Based on garden village design principles, the planning of the area was started in 1913 using funds from the 1902 Housing Act. The project was initiated by the Rotterdamsche Droogdok Maatschappij (Rotterdam Dry Dock Company), one of the largest shipbuilders in the country, to provide housing for skilled workers on a roughly 17 acre peninsular site between the Waalhaven and Heysehaven basins, across the River Maas from Rotterdam's centre. Its planner, Herman Ambrosius Jan Baanders (1876–1953) provided space for 400 brick houses as well as a host of community facilities that were 'all within the context of the company's moralistic paternalism'.

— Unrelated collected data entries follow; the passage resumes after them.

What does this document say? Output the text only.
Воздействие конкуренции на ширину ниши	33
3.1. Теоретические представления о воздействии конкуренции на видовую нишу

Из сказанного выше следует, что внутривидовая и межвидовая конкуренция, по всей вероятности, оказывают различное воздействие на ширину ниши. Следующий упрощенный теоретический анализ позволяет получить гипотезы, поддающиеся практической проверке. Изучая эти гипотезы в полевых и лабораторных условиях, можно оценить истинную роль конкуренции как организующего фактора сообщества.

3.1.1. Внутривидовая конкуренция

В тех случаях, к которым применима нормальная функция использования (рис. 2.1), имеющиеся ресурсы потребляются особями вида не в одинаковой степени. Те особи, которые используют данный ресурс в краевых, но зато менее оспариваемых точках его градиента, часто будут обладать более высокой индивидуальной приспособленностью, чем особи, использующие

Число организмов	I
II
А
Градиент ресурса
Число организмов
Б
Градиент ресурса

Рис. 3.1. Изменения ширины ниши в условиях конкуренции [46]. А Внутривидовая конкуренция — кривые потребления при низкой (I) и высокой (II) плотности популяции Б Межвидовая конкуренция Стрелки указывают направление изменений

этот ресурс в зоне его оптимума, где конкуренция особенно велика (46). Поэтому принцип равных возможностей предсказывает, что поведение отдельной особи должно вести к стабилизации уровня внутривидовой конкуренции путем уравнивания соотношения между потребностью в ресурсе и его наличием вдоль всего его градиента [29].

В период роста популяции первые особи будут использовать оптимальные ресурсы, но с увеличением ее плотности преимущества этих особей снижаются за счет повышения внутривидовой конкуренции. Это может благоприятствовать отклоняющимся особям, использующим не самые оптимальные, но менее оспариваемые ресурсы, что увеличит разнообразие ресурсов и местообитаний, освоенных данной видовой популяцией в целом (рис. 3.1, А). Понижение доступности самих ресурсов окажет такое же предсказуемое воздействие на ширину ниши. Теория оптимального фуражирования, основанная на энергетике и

During the first phase of construction two churches, two schools, a community centre with shops, a library, a bath house, a firehouse, and a café and theatre located in an after work centre were constructed. A village square with a bronze fountain provided a civic focus and an archway spanning Vestastraat added an element familiar in Dutch villages, with bachelors' apartments located above and a restaurant next door. Although its density of about seventeen houses per acre was more than twice that of 't Lansink, 'the underlying town-planning principles are essentially the same', as Rg. Hofstee has observed. Later phases extended the village to the south and during the 1950s, to the southwest. Heijplaat was threatened with demolition during the 1980s, but protestors were able to win its protection.